As soon as Bonneville Dam went on line in 1938, biologists became very concerned about the impacts of a string of large dams between Bonneville and Lewiston. In the 1930s, 1940s, and 1950s, most public attention focused on the issue of getting adult fish over dams on their return to home waters to spawn. Finally, the Army Corps of Engineers found a good solution * effective fish ladders * that has been fine-tuned since the 1930s but not dramatically altered.
Yet invisible to the public who visited the fish ladders and cheered the adult fish were tiny juveniles trying to find a safe way to pass through the huge dams. As we were to learn, dams can kill these fish in a wide variety of ways-via turbines, via increased predation in warm water reservoirs, via nitrogen supersaturation poisoning, and via timing dysfunctions as tiny fish biologically programmed to rush to sea in a free-flowing river now have to somehow try to swim through warm water pools or catch a ride on a barge, something akin to elk migrating to the highlands via a Greyhound bus: it just doesn't work well, despite the best of intentions.

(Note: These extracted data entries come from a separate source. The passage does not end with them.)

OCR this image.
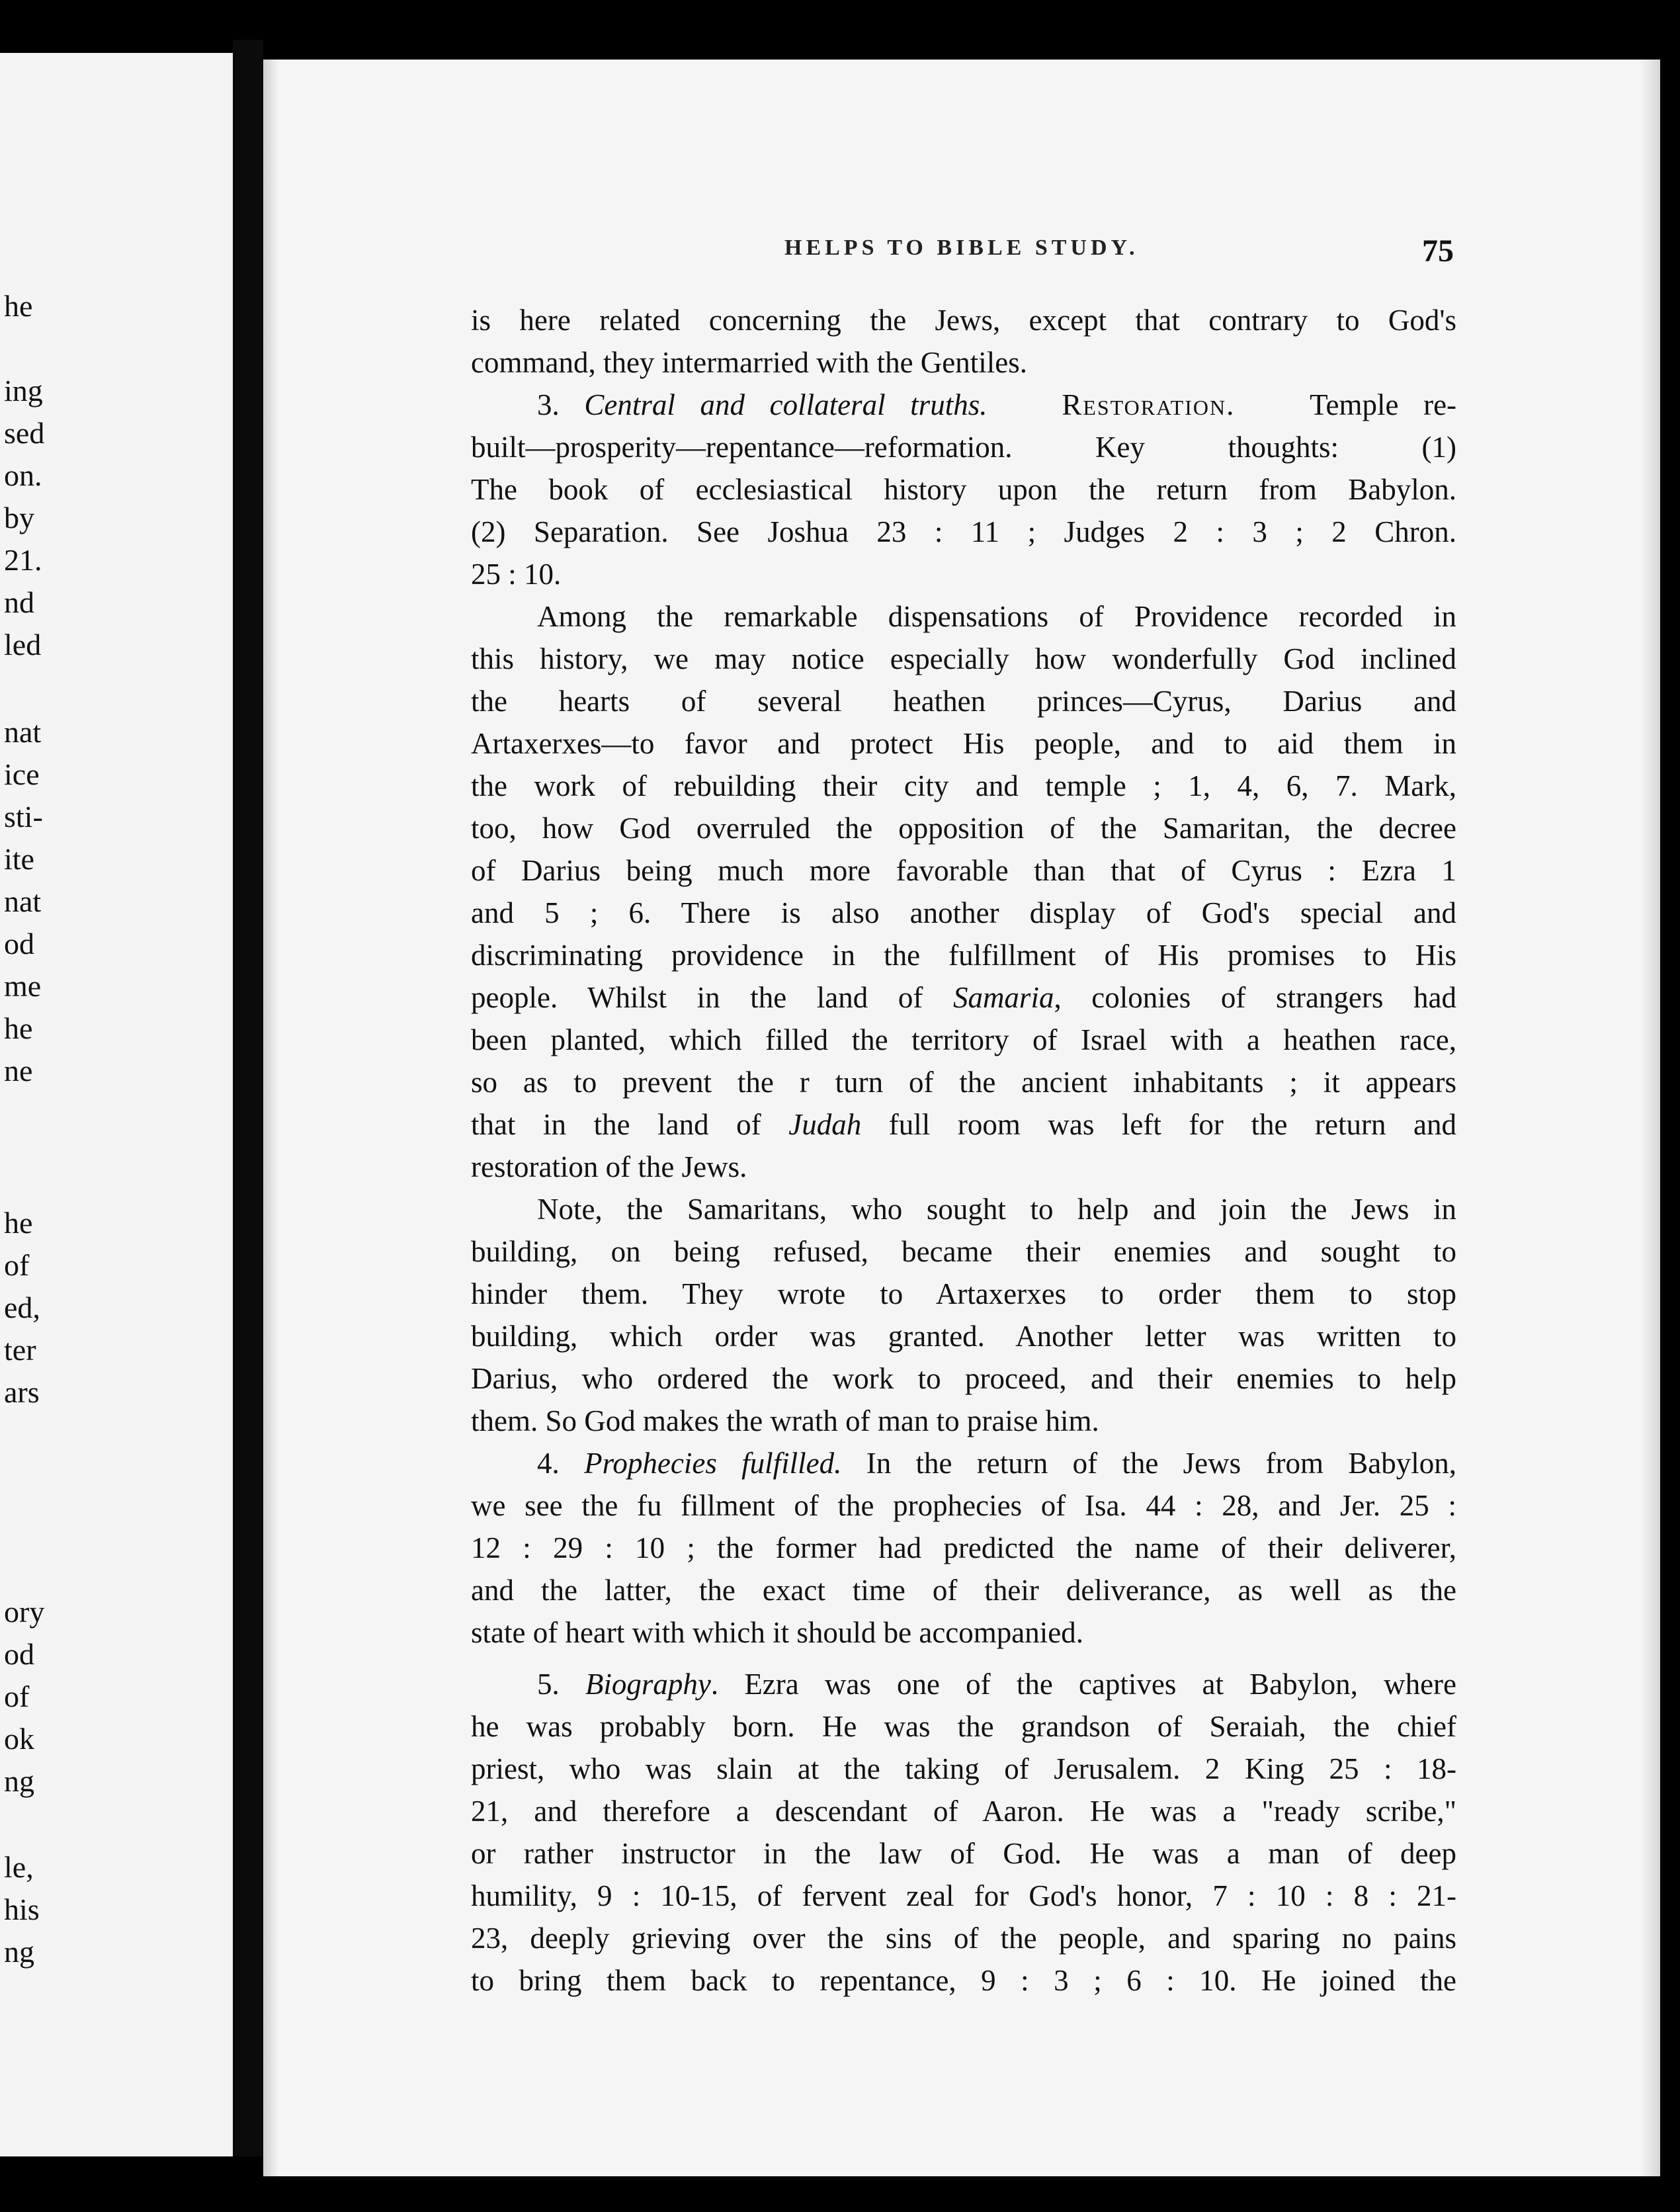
he
ing
sed
on.
by
21.
nd
led
nat
ice
sti-
ite
nat
od
me
he
ne
he
of
ed,
ter
ars
ory
od
of
ok
ng
le,
his
ng
HELPS TO BIBLE STUDY.	75
is here related concerning the Jews, except that contrary to God's
command, they intermarried with the Gentiles.
3. Central and collateral truths.	Restoration.	Temple re-
built—prosperity—repentance—reformation. Key thoughts: (1)
The book of ecclesiastical history upon the return from Babylon.
(2) Separation. See Joshua 23 : 11 ; Judges 2 : 3 ; 2 Chron.
25 : 10.
Among the remarkable dispensations of Providence recorded in
this history, we may notice especially how wonderfully God inclined
the hearts of several heathen princes—Cyrus, Darius and
Artaxerxes—to favor and protect His people, and to aid them in
the work of rebuilding their city and temple ; 1, 4, 6, 7. Mark,
too, how God overruled the opposition of the Samaritan, the decree
of Darius being much more favorable than that of Cyrus : Ezra 1
and 5 ; 6. There is also another display of God's special and
discriminating providence in the fulfillment of His promises to His
people. Whilst in the land of Samaria, colonies of strangers had
been planted, which filled the territory of Israel with a heathen race,
so as to prevent the r turn of the ancient inhabitants ; it appears
that in the land of Judah full room was left for the return and
restoration of the Jews.
Note, the Samaritans, who sought to help and join the Jews in
building, on being refused, became their enemies and sought to
hinder them. They wrote to Artaxerxes to order them to stop
building, which order was granted. Another letter was written to
Darius, who ordered the work to proceed, and their enemies to help
them. So God makes the wrath of man to praise him.
4. Prophecies fulfilled. In the return of the Jews from Babylon,
we see the fu fillment of the prophecies of Isa. 44 : 28, and Jer. 25 :
12 : 29 : 10 ; the former had predicted the name of their deliverer,
and the latter, the exact time of their deliverance, as well as the
state of heart with which it should be accompanied.
5. Biography. Ezra was one of the captives at Babylon, where
he was probably born. He was the grandson of Seraiah, the chief
priest, who was slain at the taking of Jerusalem. 2 King 25 : 18-
21, and therefore a descendant of Aaron. He was a "ready scribe,"
or rather instructor in the law of God. He was a man of deep
humility, 9 : 10-15, of fervent zeal for God's honor, 7 : 10 : 8 : 21-
23, deeply grieving over the sins of the people, and sparing no pains
to bring them back to repentance, 9 : 3 ; 6 : 10. He joined the
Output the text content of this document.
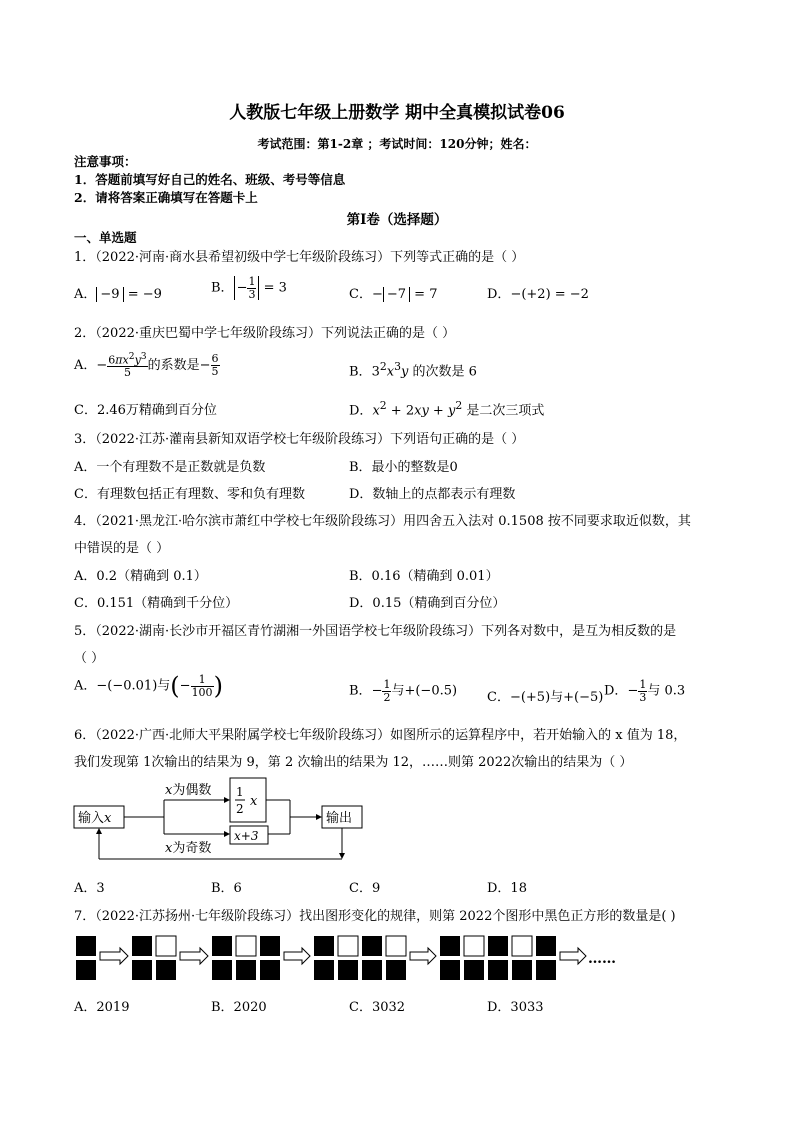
人教版七年级上册数学 期中全真模拟试卷06
考试范围：第1-2章 ；考试时间：120分钟；姓名：
注意事项：
1．答题前填写好自己的姓名、班级、考号等信息
2．请将答案正确填写在答题卡上
第I卷（选择题）
一、单选题
1．（2022·河南·商水县希望初级中学七年级阶段练习）下列等式正确的是（ ）
A． −9 = −9	B． − $\frac{1}{3} = 3$	C．− −7 = 7	D．−(+2) = −2
2．（2022·重庆巴蜀中学七年级阶段练习）下列说法正确的是（ ）
A．− $\frac{6\pi x^2y^3}{5}$ 的系数是− $\frac{6}{5}$	B．$3^2x^3y$ 的次数是 6
C．2.46万精确到百分位	D．$x^2 + 2xy + y^2$ 是二次三项式
3．（2022·江苏·灌南县新知双语学校七年级阶段练习）下列语句正确的是（ ）
A．一个有理数不是正数就是负数	B．最小的整数是0
C．有理数包括正有理数、零和负有理数	D．数轴上的点都表示有理数
4．（2021·黑龙江·哈尔滨市萧红中学校七年级阶段练习）用四舍五入法对 0.1508 按不同要求取近似数，其
中错误的是（ ）
A．0.2（精确到 0.1）	B．0.16（精确到 0.01）
C．0.151（精确到千分位）	D．0.15（精确到百分位）
5．（2022·湖南·长沙市开福区青竹湖湘一外国语学校七年级阶段练习）下列各对数中，是互为相反数的是
（ ）
A．−(−0.01)与(− $\frac{1}{100}$ )	B．− $\frac{1}{2}$ 与+(−0.5) C．−(+5)与+(−5) D．− $\frac{1}{3}$ 与 0.3
6．（2022·广西·北师大平果附属学校七年级阶段练习）如图所示的运算程序中，若开始输入的 x 值为 18，
我们发现第 1次输出的结果为 9，第 2 次输出的结果为 12，……则第 2022次输出的结果为（ ）
输入x
x为偶数
x为奇数
1
2 x
x+3
输出
A．3	B．6	C．9	D．18
7．（2022·江苏扬州·七年级阶段练习）找出图形变化的规律，则第 2022个图形中黑色正方形的数量是( )
……
A．2019	B．2020	C．3032	D．3033
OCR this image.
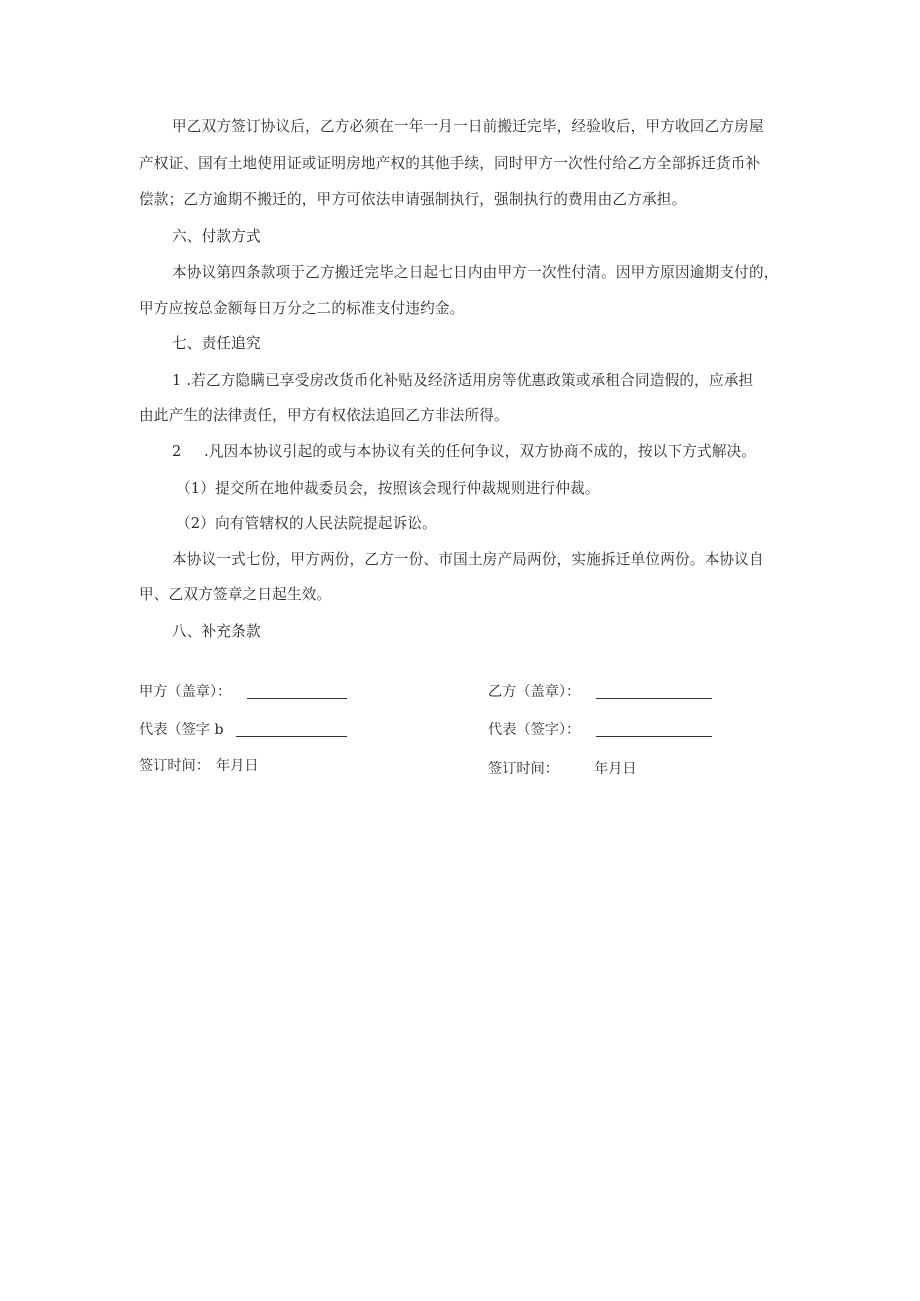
甲乙双方签订协议后，乙方必须在一年一月一日前搬迁完毕，经验收后，甲方收回乙方房屋
产权证、国有土地使用证或证明房地产权的其他手续，同时甲方一次性付给乙方全部拆迁货币补
偿款；乙方逾期不搬迁的，甲方可依法申请强制执行，强制执行的费用由乙方承担。
六、付款方式
本协议第四条款项于乙方搬迁完毕之日起七日内由甲方一次性付清。因甲方原因逾期支付的，
甲方应按总金额每日万分之二的标准支付违约金。
七、责任追究
1 .若乙方隐瞒已享受房改货币化补贴及经济适用房等优惠政策或承租合同造假的，应承担
由此产生的法律责任，甲方有权依法追回乙方非法所得。
2 .凡因本协议引起的或与本协议有关的任何争议，双方协商不成的，按以下方式解决。
（1）提交所在地仲裁委员会，按照该会现行仲裁规则进行仲裁。
（2）向有管辖权的人民法院提起诉讼。
本协议一式七份，甲方两份，乙方一份、市国土房产局两份，实施拆迁单位两份。本协议自
甲、乙双方签章之日起生效。
八、补充条款
甲方（盖章）：	乙方（盖章）：
代表（签字 b	代表（签字）：
签订时间： 年月日	签订时间： 年月日
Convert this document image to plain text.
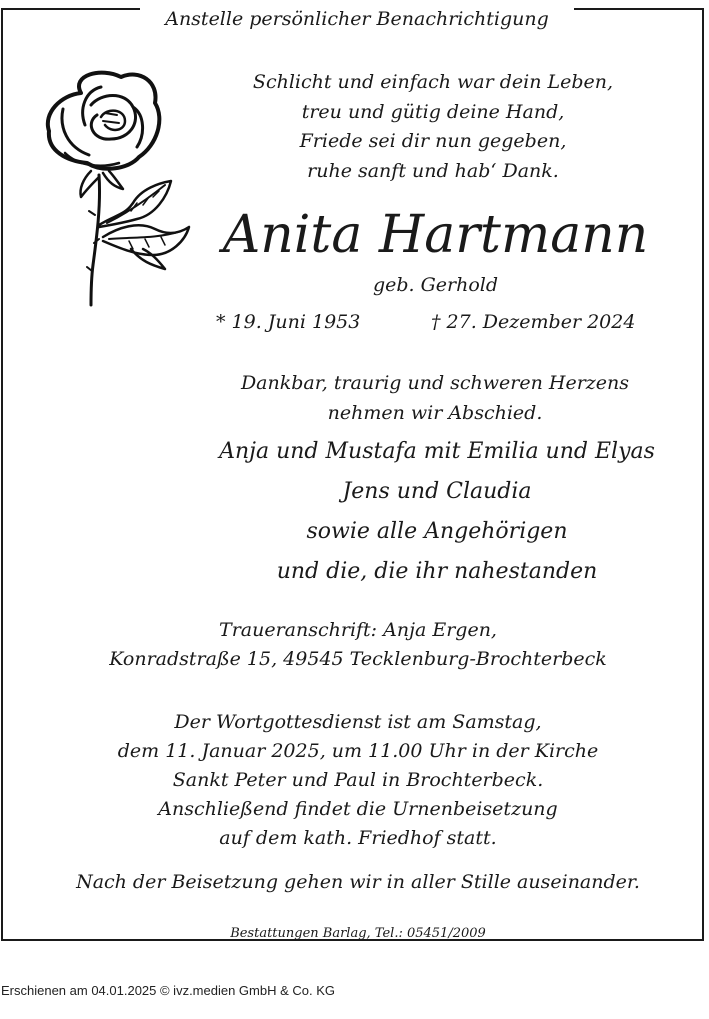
Anstelle persönlicher Benachrichtigung
Schlicht und einfach war dein Leben,
treu und gütig deine Hand,
Friede sei dir nun gegeben,
ruhe sanft und hab‘ Dank.
Anita Hartmann
geb. Gerhold
* 19. Juni 1953	† 27. Dezember 2024
Dankbar, traurig und schweren Herzens
nehmen wir Abschied.
Anja und Mustafa mit Emilia und Elyas
Jens und Claudia
sowie alle Angehörigen
und die, die ihr nahestanden
Traueranschrift: Anja Ergen,
Konradstraße 15, 49545 Tecklenburg-Brochterbeck
Der Wortgottesdienst ist am Samstag,
dem 11. Januar 2025, um 11.00 Uhr in der Kirche
Sankt Peter und Paul in Brochterbeck.
Anschließend findet die Urnenbeisetzung
auf dem kath. Friedhof statt.
Nach der Beisetzung gehen wir in aller Stille auseinander.
Bestattungen Barlag, Tel.: 05451/2009
Erschienen am 04.01.2025 © ivz.medien GmbH & Co. KG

As early as 1934 the Bureau of Reclamation recognized the difficulty of attempting to get juvenile fish past a major dam. Largely because of this, the Bureau chose to provide no fish passage at Grand Coulee. In 1947 biologist Harlan Homes, working for the Corps, began studying juvenile mortalities at dams and soon discovered how lethal they could be. In 1952, when Holmes accurately estimated that Bonneville Dam killed 15 percent of juveniles passing through, the Corps refused to publicize his report. In 1948 the U.S. Fish and Wildlife Service stated of the proposed Lower Snake dams: "Adequate facilities can be provided for the upstream passage of fish.... The potential loss of downstream-migrating fingerlings presents a more serious problem.... The Lower Snake dams collectively present the greatest threat to the maintenance of the Columbia River salmon population of any project heretofore constructed or authorized." Although later Corps of Engineers employees sometimes conveniently forgot their agency had arrived at this conclusion so early, by 1954 even the Corps came to recognize this position. Walla Walla District Engineer Colonel Fremont Tandy admitted that year, "The basic element of the anadromous fish problem as related to water resource development is the downstream passage of fingerlings .... We are confident ... that we can pass adult migrants upstream over dams of any height, but we have yet to learn how to pass them downstream successfully."